Other memorable moments:

  • Arriving at Helsinki airport (HEL) from a full day of travel, to have an immediate moose sighting (plush, and real-moose sized)
  • A grocery cashier in Turku, on USA’s Independence Day, who noticed I was American and wished me a Happy Fourth of July.
  • A young woman in Åland explaining that temperatures in the upper 60s were perfect and the locals wouldn’t want it any warmer (it was due to be 70 there in a few days – or whatever the Celsius equivalent is – and she was not excited). I don’t think they’d love Phoenix in the summer…
  • Sampling blueberry juice on a Finnair flight – the drink’s become iconic thanks to the airline
  • Ordering the whitefish with cauliflower puree, sour cream and lovage, a little skeptically (fish…with sour cream?), only to have it become one of my favorite meals of the trip.

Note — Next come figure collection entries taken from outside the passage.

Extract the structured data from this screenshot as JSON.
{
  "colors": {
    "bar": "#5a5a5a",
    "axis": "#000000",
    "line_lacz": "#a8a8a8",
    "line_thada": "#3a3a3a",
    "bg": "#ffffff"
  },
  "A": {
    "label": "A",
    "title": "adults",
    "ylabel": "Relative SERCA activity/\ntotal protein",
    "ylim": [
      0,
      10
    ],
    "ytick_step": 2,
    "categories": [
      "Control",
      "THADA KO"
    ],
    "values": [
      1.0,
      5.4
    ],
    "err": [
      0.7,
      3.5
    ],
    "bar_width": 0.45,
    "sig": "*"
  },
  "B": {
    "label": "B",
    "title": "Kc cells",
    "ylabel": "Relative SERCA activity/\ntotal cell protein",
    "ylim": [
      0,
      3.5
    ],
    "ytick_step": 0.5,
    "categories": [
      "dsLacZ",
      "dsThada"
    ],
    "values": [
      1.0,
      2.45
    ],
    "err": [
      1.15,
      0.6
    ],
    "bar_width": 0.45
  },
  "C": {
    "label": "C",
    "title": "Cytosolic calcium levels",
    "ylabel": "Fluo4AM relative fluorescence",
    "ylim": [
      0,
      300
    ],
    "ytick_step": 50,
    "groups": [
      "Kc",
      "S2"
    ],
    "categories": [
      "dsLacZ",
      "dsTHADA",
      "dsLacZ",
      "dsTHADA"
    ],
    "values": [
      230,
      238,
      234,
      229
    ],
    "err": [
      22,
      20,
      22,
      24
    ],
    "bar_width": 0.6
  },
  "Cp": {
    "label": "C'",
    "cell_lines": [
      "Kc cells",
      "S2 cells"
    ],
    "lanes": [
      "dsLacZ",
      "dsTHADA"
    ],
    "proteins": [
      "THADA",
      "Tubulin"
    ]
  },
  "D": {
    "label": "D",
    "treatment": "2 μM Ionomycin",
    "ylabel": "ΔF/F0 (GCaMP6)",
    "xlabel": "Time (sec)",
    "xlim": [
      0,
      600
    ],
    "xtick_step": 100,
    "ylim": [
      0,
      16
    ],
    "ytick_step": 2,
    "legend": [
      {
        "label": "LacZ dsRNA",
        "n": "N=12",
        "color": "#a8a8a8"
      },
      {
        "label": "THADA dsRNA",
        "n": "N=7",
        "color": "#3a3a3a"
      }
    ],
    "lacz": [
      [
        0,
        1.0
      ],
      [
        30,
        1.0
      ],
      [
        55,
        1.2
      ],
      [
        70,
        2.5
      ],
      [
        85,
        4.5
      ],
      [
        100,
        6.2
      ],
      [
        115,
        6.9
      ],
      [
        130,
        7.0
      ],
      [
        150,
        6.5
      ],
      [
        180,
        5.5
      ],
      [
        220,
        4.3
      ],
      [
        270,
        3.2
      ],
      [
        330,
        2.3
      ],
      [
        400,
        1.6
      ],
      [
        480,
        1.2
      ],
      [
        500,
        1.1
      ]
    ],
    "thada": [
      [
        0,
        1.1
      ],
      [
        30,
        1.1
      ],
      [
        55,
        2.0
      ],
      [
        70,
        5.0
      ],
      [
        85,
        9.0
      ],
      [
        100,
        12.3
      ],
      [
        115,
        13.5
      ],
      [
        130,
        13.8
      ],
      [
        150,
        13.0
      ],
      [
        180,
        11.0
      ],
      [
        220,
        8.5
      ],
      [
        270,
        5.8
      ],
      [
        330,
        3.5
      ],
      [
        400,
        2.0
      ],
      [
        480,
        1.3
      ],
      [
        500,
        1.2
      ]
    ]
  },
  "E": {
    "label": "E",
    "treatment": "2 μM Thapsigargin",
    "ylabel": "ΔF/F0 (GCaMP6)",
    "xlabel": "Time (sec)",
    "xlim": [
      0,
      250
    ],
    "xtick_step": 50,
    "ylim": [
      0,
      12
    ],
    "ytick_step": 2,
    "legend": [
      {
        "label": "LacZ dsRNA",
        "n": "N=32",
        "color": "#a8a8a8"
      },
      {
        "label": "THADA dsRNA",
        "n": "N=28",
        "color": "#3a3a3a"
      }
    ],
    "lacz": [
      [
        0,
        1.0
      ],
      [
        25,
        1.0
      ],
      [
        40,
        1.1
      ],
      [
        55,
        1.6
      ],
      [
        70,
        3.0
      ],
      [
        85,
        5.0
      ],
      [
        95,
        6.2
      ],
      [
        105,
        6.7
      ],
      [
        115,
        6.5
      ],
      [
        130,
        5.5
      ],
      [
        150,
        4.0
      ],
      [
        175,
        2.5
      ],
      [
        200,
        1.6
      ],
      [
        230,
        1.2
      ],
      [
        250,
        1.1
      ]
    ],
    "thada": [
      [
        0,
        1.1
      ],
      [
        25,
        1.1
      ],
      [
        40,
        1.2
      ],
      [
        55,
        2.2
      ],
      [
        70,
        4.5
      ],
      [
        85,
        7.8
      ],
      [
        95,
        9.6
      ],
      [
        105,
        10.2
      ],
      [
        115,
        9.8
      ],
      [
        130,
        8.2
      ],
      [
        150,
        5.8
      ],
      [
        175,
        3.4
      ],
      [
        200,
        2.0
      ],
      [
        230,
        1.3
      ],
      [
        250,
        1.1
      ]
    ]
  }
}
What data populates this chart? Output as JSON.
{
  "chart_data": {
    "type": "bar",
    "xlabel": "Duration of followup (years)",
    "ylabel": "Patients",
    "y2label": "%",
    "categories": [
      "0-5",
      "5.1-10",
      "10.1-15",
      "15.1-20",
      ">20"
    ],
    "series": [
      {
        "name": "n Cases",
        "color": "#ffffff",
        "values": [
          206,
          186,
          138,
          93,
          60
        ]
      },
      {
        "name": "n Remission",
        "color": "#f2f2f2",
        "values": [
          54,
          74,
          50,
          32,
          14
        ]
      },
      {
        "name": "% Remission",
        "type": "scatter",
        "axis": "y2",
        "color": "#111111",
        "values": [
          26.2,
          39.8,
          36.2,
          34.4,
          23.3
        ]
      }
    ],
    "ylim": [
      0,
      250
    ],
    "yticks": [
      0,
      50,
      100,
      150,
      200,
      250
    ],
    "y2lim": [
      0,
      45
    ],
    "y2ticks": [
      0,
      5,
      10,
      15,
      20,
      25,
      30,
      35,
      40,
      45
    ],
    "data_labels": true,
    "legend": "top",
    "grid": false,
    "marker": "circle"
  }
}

  • The yogurt. Seriously – thank you Finnish cows! If you see the Kalinka brand while you’re there, buy it. Tell them Jill sent you.
  • Trying a Double Stuf Oreo and realizing it had all the appearance of an American Oreo with only 20% of the flavor
  • Fazer chocolate, specifically Fazermint and the dark minis – I might’ve brought back more than the allotted ‘nothing to declare’ amount…

While I didn’t actually see all of the “thousand lakes,” the trip was still quite a success. I came home with great memories, enough chocolate to start a Fazer franchise in Scottsdale, a Björn Borg pullover, and two little wooden ducks (because separating them just seemed mean).